İnsan, siyasi süreçlerin kendini göstere göstere geldiği halde nasıl yanlış okunduğunu gördüğü zaman hayretler içinde kalıyor.
CTP-BG Omorfo milletvekili Mehmet Çağlar geçtiğimiz günlerde bir gazeteye verdiği röportaj da AKP’ye methiyeler düzdü.
Çağlar; “AKP’nin şu an yakaladığı oy oranı ve seçmen sayısının en yüksek noktaya geldiğini ifade ederek, AKP’nin Kıbrıs’ta çözümü destekler pozisyonda olduğunu söyleyerek iktidara tek başına gelmesinin bu konuda olumlu bir hava yaratacağını” belirtti.
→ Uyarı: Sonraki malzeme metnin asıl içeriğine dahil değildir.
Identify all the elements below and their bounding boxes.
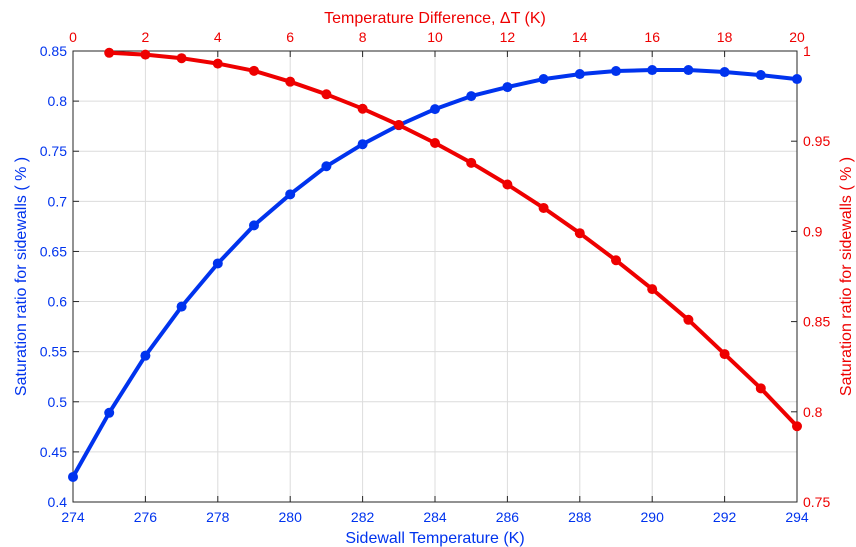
x-top-tick-label: 2 [142, 29, 150, 45]
series-2-point [321, 89, 332, 100]
series-1-point [611, 66, 621, 77]
x-bottom-tick-label: 284 [423, 509, 447, 525]
series-2-point [538, 202, 549, 213]
series-2-point [466, 157, 477, 168]
x-bottom-tick-label: 294 [785, 509, 809, 525]
series-1-point [574, 69, 585, 80]
y-right-tick-label: 0.85 [803, 314, 830, 330]
x-top-tick-label: 14 [572, 29, 588, 45]
x-top-tick-label: 10 [427, 29, 443, 45]
y-right-tick-label: 0.75 [803, 494, 830, 510]
y-axis-right-label: Saturation ratio for sidewalls ( % ) [838, 157, 855, 396]
series-2-point [792, 421, 802, 432]
series-2-point [755, 383, 766, 394]
x-axis-top-label-tail: T (K) [511, 10, 546, 27]
x-bottom-tick-label: 292 [713, 509, 737, 525]
y-left-tick-label: 0.4 [48, 494, 68, 510]
series-1-point [357, 139, 368, 150]
x-axis-top-label-main: Temperature Difference, [324, 10, 500, 27]
x-bottom-tick-label: 286 [496, 509, 520, 525]
series-1-point [502, 82, 513, 93]
series-2-point [357, 103, 368, 114]
series-1-point [430, 104, 440, 115]
series-1-point [538, 74, 549, 85]
series-2-line [107, 50, 799, 429]
series [68, 47, 802, 482]
grid [72, 50, 798, 503]
series-2-point [393, 119, 404, 130]
x-axis-top-label: Temperature Difference, ΔT (K) [324, 10, 546, 27]
series-2-point [574, 228, 585, 239]
series-1-point [104, 407, 115, 418]
series-2-point [719, 349, 730, 360]
series-1-point [68, 471, 78, 482]
x-bottom-tick-label: 280 [279, 509, 303, 525]
series-2-point [140, 49, 151, 60]
series-1-point [176, 301, 187, 312]
series-1-point [792, 74, 802, 85]
x-bottom-tick-label: 290 [641, 509, 665, 525]
series-1-point [212, 258, 223, 269]
y-axis-left-label: Saturation ratio for sidewalls ( % ) [13, 157, 30, 396]
series-1-point [647, 65, 658, 76]
x-axis-bottom-label: Sidewall Temperature (K) [345, 530, 524, 547]
series-1-point [285, 189, 296, 200]
x-top-tick-label: 16 [644, 29, 660, 45]
x-top-tick-label: 12 [500, 29, 516, 45]
y-left-tick-label: 0.8 [48, 93, 68, 109]
x-bottom-tick-label: 288 [568, 509, 592, 525]
series-2-point [430, 138, 440, 149]
y-right-tick-label: 0.9 [803, 223, 823, 239]
series-2-point [611, 255, 621, 266]
x-top-tick-label: 18 [717, 29, 733, 45]
y-right-tick-label: 1 [803, 43, 811, 59]
series-1-point [140, 350, 151, 361]
y-right-tick-label: 0.8 [803, 404, 823, 420]
series-2-point [647, 284, 658, 295]
y-right-tick-label: 0.95 [803, 133, 830, 149]
series-2-point [176, 53, 187, 64]
series-2-point [683, 314, 694, 325]
x-bottom-tick-label: 278 [206, 509, 230, 525]
y-left-tick-label: 0.55 [40, 344, 67, 360]
series-1-point [466, 91, 477, 102]
y-left-tick-label: 0.75 [40, 143, 67, 159]
series-1-point [755, 70, 766, 81]
x-bottom-tick-label: 274 [61, 509, 85, 525]
y-left-tick-label: 0.85 [40, 43, 67, 59]
series-2-point [104, 47, 115, 58]
x-top-tick-label: 8 [359, 29, 367, 45]
x-top-tick-label: 4 [214, 29, 222, 45]
x-bottom-tick-label: 276 [134, 509, 158, 525]
x-bottom-tick-label: 282 [351, 509, 375, 525]
x-top-tick-label: 20 [789, 29, 805, 45]
series-2-point [212, 58, 223, 69]
delta-symbol: Δ [500, 10, 511, 27]
series-1-point [249, 220, 259, 231]
y-left-tick-label: 0.5 [48, 394, 68, 410]
series-2-point [502, 179, 513, 190]
series-2-point [249, 65, 259, 76]
series-1-point [683, 65, 694, 76]
y-left-tick-label: 0.65 [40, 243, 67, 259]
y-left-tick-label: 0.45 [40, 444, 67, 460]
series-2-point [285, 76, 296, 87]
series-1-point [321, 161, 332, 172]
x-top-tick-label: 6 [286, 29, 294, 45]
x-top-tick-label: 0 [69, 29, 77, 45]
y-left-tick-label: 0.6 [48, 294, 68, 310]
series-1-point [719, 67, 730, 78]
y-left-tick-label: 0.7 [48, 193, 68, 209]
AKP’nin iktidara geldiği 2002 yılı ile başlayan süreç, Kıbrıslı Türk halkının Kıbrıs’ın kuzeyindeki siyasi yapıya ve bölünmüşlüğe karşı kitlesel bir eylemliliğe girdiği yıllar ile hemen hemen çakışmıştı.
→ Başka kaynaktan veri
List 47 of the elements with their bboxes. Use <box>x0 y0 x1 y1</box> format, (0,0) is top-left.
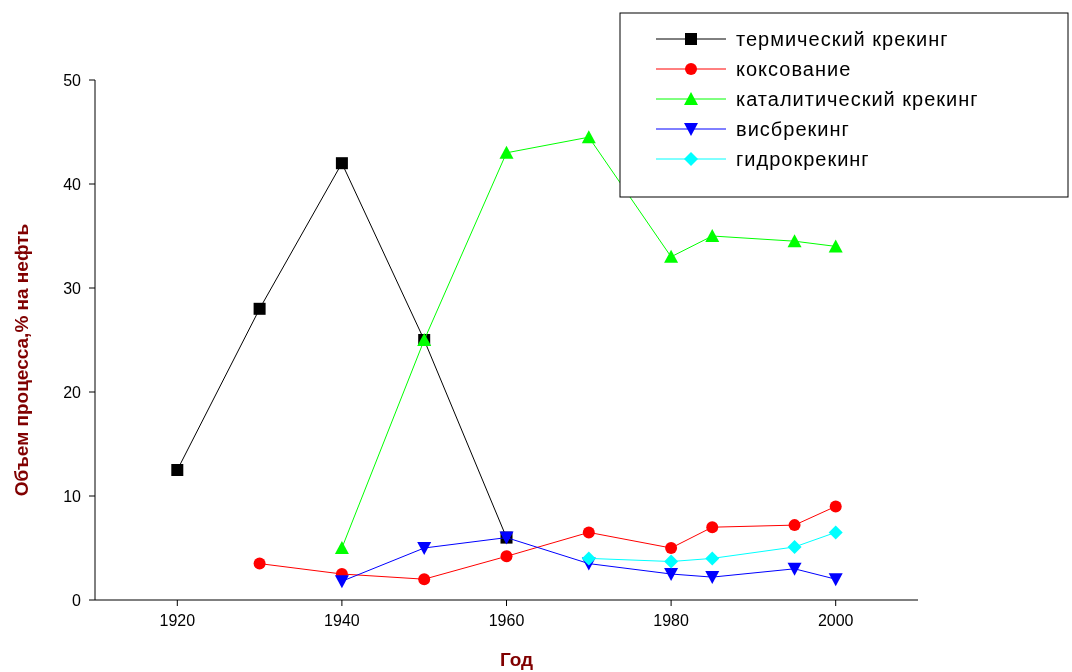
y-tick-label: 20 <box>63 384 82 401</box>
point <box>334 541 349 554</box>
point <box>335 157 348 170</box>
y-axis-title: Объем процесса,% на нефть <box>11 223 32 497</box>
point <box>664 568 679 581</box>
point <box>828 239 843 253</box>
point <box>829 500 842 513</box>
point <box>500 550 513 563</box>
point <box>706 521 719 534</box>
point <box>253 557 266 570</box>
point <box>787 562 802 576</box>
legend-label: термический крекинг <box>736 28 949 50</box>
y-tick-label: 10 <box>63 488 82 505</box>
point <box>705 229 720 242</box>
point <box>171 464 184 476</box>
x-tick-label: 1980 <box>653 612 689 629</box>
legend-label: гидрокрекинг <box>736 148 870 170</box>
point <box>665 542 678 554</box>
y-tick-label: 50 <box>63 72 82 89</box>
point <box>787 234 802 248</box>
point <box>253 302 266 315</box>
point <box>828 573 843 587</box>
x-tick-label: 1940 <box>324 612 360 629</box>
y-tick-label: 30 <box>63 280 82 297</box>
point <box>788 519 801 532</box>
point <box>418 573 431 586</box>
point <box>664 554 679 569</box>
point <box>581 551 596 566</box>
point <box>787 539 802 554</box>
point <box>664 249 679 263</box>
point <box>582 526 595 539</box>
y-tick-label: 0 <box>72 592 82 609</box>
x-tick-label: 1960 <box>488 612 525 629</box>
legend-label: каталитический крекинг <box>736 88 979 110</box>
legend-label: висбрекинг <box>736 118 850 140</box>
x-tick-label: 1920 <box>159 612 196 629</box>
y-tick-label: 40 <box>63 176 82 193</box>
point <box>581 130 596 144</box>
x-tick-label: 2000 <box>817 612 854 629</box>
point <box>417 542 432 555</box>
legend-label: коксование <box>736 58 852 80</box>
point <box>705 571 720 585</box>
point <box>499 145 514 159</box>
point <box>828 525 843 540</box>
point <box>705 551 720 566</box>
point <box>334 575 349 589</box>
x-axis-title: Год <box>499 649 534 670</box>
30 yıla yakın bir süre adeta hapsedilmiş, siyasi iradesi gaspedilmiş, kültürü asimilasyon politikaları ile ablukaya alınmış bir Kıbrıslı Türk halkının AKP’nin Kıbrıs politikasına dair yarattığı illüzyona kapılması doğaldı.
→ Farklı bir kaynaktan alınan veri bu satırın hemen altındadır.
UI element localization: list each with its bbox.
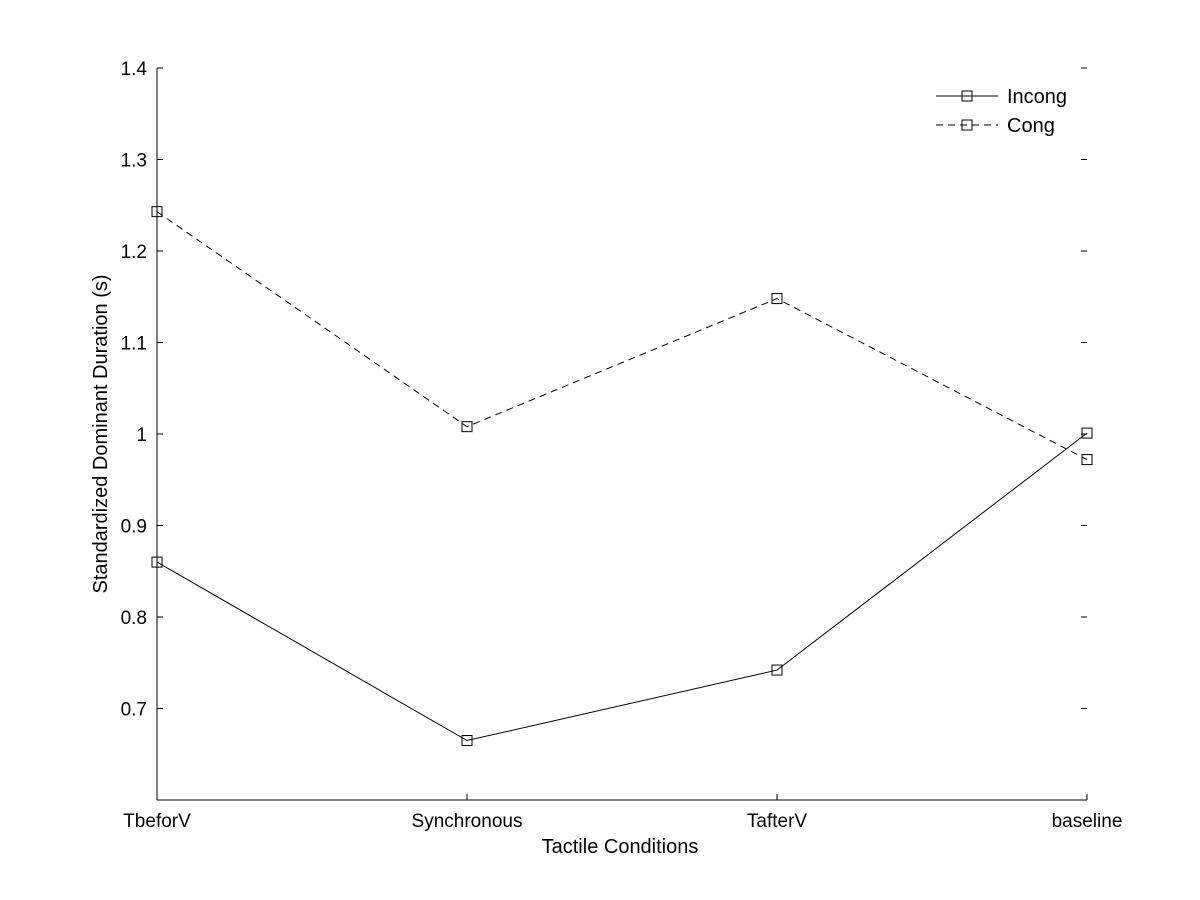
data-point-cong bbox=[461, 421, 473, 433]
y-tick-label: 0.9 bbox=[121, 517, 147, 538]
legend: Incong Cong bbox=[936, 86, 1067, 137]
y-axis-label: Standardized Dominant Duration (s) bbox=[90, 274, 112, 593]
y-tick-label: 1 bbox=[136, 425, 147, 446]
legend-marker-cong bbox=[961, 119, 973, 131]
x-tick-label: TbeforV bbox=[123, 811, 191, 832]
x-axis-label: Tactile Conditions bbox=[542, 836, 699, 858]
y-tick-label: 1.4 bbox=[121, 59, 148, 80]
data-point-cong bbox=[771, 293, 783, 305]
series-line-incong bbox=[156, 432, 1088, 742]
y-tick-label: 1.2 bbox=[121, 242, 147, 263]
legend-marker-incong bbox=[961, 90, 973, 102]
y-tick-label: 0.7 bbox=[121, 700, 147, 721]
data-point-incong bbox=[151, 556, 163, 568]
series-line-cong bbox=[156, 211, 1088, 461]
x-tick-label: TafterV bbox=[747, 811, 808, 832]
y-tick-label: 1.1 bbox=[121, 334, 147, 355]
data-point-incong bbox=[461, 735, 473, 747]
data-point-cong bbox=[151, 206, 163, 218]
x-tick-label: Synchronous bbox=[412, 811, 523, 832]
x-ticks: TbeforV Synchronous TafterV baseline bbox=[123, 794, 1122, 832]
y-tick-label: 1.3 bbox=[121, 151, 147, 172]
y-ticks: 0.7 0.8 0.9 1 1.1 1.2 1.3 1.4 bbox=[121, 59, 1087, 721]
y-tick-label: 0.8 bbox=[121, 608, 147, 629]
legend-label-incong: Incong bbox=[1007, 86, 1067, 108]
x-tick-label: baseline bbox=[1052, 811, 1123, 832]
series-markers bbox=[151, 206, 1093, 747]
series-lines bbox=[156, 211, 1088, 742]
data-point-incong bbox=[771, 664, 783, 676]
data-point-incong bbox=[1081, 427, 1093, 439]
data-point-cong bbox=[1081, 454, 1093, 466]
legend-label-cong: Cong bbox=[1007, 115, 1055, 137]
Çünkü AKP, o güne değin yaratılan resmi politikaların dışında bir politik hat ortaya koyacak görünümü yaratıyordu.
Kıbrıs politikasında, Kürt sorununda, Avrupa Birliği sürecinde, askerin Türkiye halkları üzerindeki etkisinde vb.
Kısacası AKP ile birlikte yepyeni bir Türkiye algısı yaratılıyordu akıllarda.
Böylece barış ateşleri, kapıların açılması, kitlesel mitingler ile büyük bir atılım yapan Kıbrıslı Türk halkının isyanı, başta CTP öncülüğünde çeşitli çevrelerce “Kıbrıs’ta barışı desteklerse bizim için tamamdır” diyen anlayışa evriltildi.
Sadece Kıbrıslı Türkler değil, Türkiye politik zemininde de büyük kırılmalar yaşandı bu süreçte.
Milliyetçilik ve asker karşıtlığı diyerek AKP yandaşlığına geçen “solcular”, AKP’ye karşı çıkmak mantığı ile faşizme varacak kadar sağa kayanlar, AB hayranlığı ile AKP’nin yönetim kadrolarına giren sosyal demokratlar ve sol liberaller…
Çok az sayıda sol yapı AKP’nin yarattığı bu illüzyondan etkilenmeden ve sağa kaymadan sağlıklı bir şekilde durabildi.
Ancak Türkiye soluna dair bu kafa karışıklığı Gezi İsyanı ile bitti.
Artık tüm sol için AKP’nin ne olduğu belliydi.
AKP’yi demokrasinin ilerletilmesi için bir adım olarak görenlerin yanılgısı yerini, “kandırıldık” söylemlerine bıraktı.
Kıbrıs’ta ise AKP’ye karşı oluşan öfke 2007’den bu yana sürekli artan bir seyir izledi.
Her ne kadar işbirlikçi hükümetler seve seve yürürlüğe koysa da icraata geçirilen politikaların Ankara’da dayatıldığı halk için açıktı.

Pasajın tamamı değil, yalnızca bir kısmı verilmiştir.